In the interest of my health, I have my annual mammogram every fifteen months or so. Fifteen-month years do wonders for your longevity. This time, after taking the required four pictures, they asked for a do-over. They said I moved. What moving? There's no moving. If the fire alarm goes off, I'm screwed. Nothing pins a girl down like a mammogram.
The woman in charge (let's call her Adolph) carefully stuffs your breast onto the bottom plate, hauling in a little extra from the belly, armpit and the lowermost of chins, and then takes the top plate and smashes you to a thickness that she can read through. The instructions are on the bottom plate.
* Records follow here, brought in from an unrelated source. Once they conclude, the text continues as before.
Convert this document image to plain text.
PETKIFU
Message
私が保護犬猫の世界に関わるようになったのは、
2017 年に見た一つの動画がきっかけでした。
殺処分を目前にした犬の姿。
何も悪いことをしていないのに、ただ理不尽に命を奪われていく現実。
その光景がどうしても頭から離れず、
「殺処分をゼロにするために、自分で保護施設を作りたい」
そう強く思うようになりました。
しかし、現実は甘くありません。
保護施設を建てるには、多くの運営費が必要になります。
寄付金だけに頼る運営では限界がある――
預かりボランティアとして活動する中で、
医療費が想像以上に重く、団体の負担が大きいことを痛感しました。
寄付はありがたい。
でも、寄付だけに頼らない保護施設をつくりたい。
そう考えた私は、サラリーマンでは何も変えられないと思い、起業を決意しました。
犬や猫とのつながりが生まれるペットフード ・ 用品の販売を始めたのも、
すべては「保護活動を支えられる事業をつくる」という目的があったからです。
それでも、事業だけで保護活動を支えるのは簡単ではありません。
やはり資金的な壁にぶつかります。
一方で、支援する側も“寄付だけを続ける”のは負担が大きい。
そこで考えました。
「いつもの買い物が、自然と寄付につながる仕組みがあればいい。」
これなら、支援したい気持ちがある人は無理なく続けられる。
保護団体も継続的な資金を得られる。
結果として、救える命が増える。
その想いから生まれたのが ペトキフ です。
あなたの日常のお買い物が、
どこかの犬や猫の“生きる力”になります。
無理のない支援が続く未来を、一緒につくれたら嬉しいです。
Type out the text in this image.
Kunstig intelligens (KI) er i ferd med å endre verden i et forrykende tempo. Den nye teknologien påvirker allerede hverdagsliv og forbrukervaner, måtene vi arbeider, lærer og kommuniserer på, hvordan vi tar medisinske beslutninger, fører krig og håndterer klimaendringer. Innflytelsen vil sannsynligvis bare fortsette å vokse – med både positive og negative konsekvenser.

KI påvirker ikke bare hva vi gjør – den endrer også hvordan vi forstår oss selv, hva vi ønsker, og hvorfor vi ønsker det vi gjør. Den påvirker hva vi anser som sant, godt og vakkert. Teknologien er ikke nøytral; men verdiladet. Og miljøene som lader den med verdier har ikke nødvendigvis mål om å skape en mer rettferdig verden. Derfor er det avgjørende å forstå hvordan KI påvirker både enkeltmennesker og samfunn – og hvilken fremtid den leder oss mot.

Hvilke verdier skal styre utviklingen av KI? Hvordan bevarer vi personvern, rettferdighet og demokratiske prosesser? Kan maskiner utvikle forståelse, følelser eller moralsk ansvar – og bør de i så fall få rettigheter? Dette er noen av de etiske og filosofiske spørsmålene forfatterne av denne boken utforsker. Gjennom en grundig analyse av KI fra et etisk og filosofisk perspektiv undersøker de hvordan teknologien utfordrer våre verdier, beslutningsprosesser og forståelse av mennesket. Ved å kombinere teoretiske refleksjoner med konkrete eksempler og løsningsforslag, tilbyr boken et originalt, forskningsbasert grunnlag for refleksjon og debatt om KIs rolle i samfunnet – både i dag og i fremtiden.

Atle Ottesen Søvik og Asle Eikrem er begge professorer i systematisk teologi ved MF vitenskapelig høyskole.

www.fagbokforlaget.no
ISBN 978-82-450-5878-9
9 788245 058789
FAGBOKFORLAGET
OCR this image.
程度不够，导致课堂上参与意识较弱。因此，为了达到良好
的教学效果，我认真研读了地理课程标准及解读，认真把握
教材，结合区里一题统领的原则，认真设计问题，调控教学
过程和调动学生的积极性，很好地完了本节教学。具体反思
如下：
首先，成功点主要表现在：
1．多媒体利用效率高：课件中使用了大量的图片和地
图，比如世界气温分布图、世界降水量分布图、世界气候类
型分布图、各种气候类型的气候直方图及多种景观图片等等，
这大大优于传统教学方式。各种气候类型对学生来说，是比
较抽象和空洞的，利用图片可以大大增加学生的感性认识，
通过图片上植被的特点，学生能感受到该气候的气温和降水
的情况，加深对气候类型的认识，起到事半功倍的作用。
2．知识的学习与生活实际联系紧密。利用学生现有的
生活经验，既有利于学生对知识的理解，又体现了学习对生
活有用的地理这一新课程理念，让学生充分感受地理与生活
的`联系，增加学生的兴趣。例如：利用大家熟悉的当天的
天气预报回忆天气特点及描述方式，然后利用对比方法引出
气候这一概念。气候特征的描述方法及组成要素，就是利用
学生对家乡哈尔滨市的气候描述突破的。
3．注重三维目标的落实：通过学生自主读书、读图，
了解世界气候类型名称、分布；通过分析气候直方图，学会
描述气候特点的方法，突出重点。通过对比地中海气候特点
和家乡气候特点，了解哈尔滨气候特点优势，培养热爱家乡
This used to be more painful, but as one obtains maturity, as here defined by a marked decrease in sexual attractiveness, one's breasts begin to lose all their internal architecture, replacing it with a sort of apathetic goo. In the context of a mammogram, the procedure now involves less stuffing and cramming than merely peeling the tissue off the torso like a piecrust and rolling it out onto the plate. The top plate is now superfluous.
One year I got a letter afterwards suggesting I should come back in for a recheck. There was an "anomaly," and a date available in two weeks. I'm not the sort of person who can survive two weeks in a state of panic, so I badgered them until they admitted they weren't really doing anything just then, just sitting around eating pancakes and pita bread and playing with their food, and I raced in. The technician brought out my x-ray and hung it up on the wall for reference.
Adolph isn't allowed to tell you anything about your x-rays, even though you suspect she knows as much as the doctors do. She came back in and apologized that she needed to take a few more shots. Fifteen minutes later she came back and said she needed to escort me to stage two, Ultrasound.
By the time we'd reached the Ultrasound room, I had run through a number of items that needed changing in my will, and while she was consulting the doctor about the new results, I'd begun a preliminary list of music I thought would be nice for my funeral. She returned to accompany me and my breasts to stage three, a stern interrogation. The doctor had my old x-ray, the one with the big star, hung up next to a series of new ones, which were entirely blank. "As you can see," he said, using the pointer, "we can't find the anomaly anymore. We probably got a little pleat in there the first time. You don't seem to have anything in your breasts at all. You're good to go."
Nothing in them at all. I gave them an affectionate little pat, without taking my hands from my lap.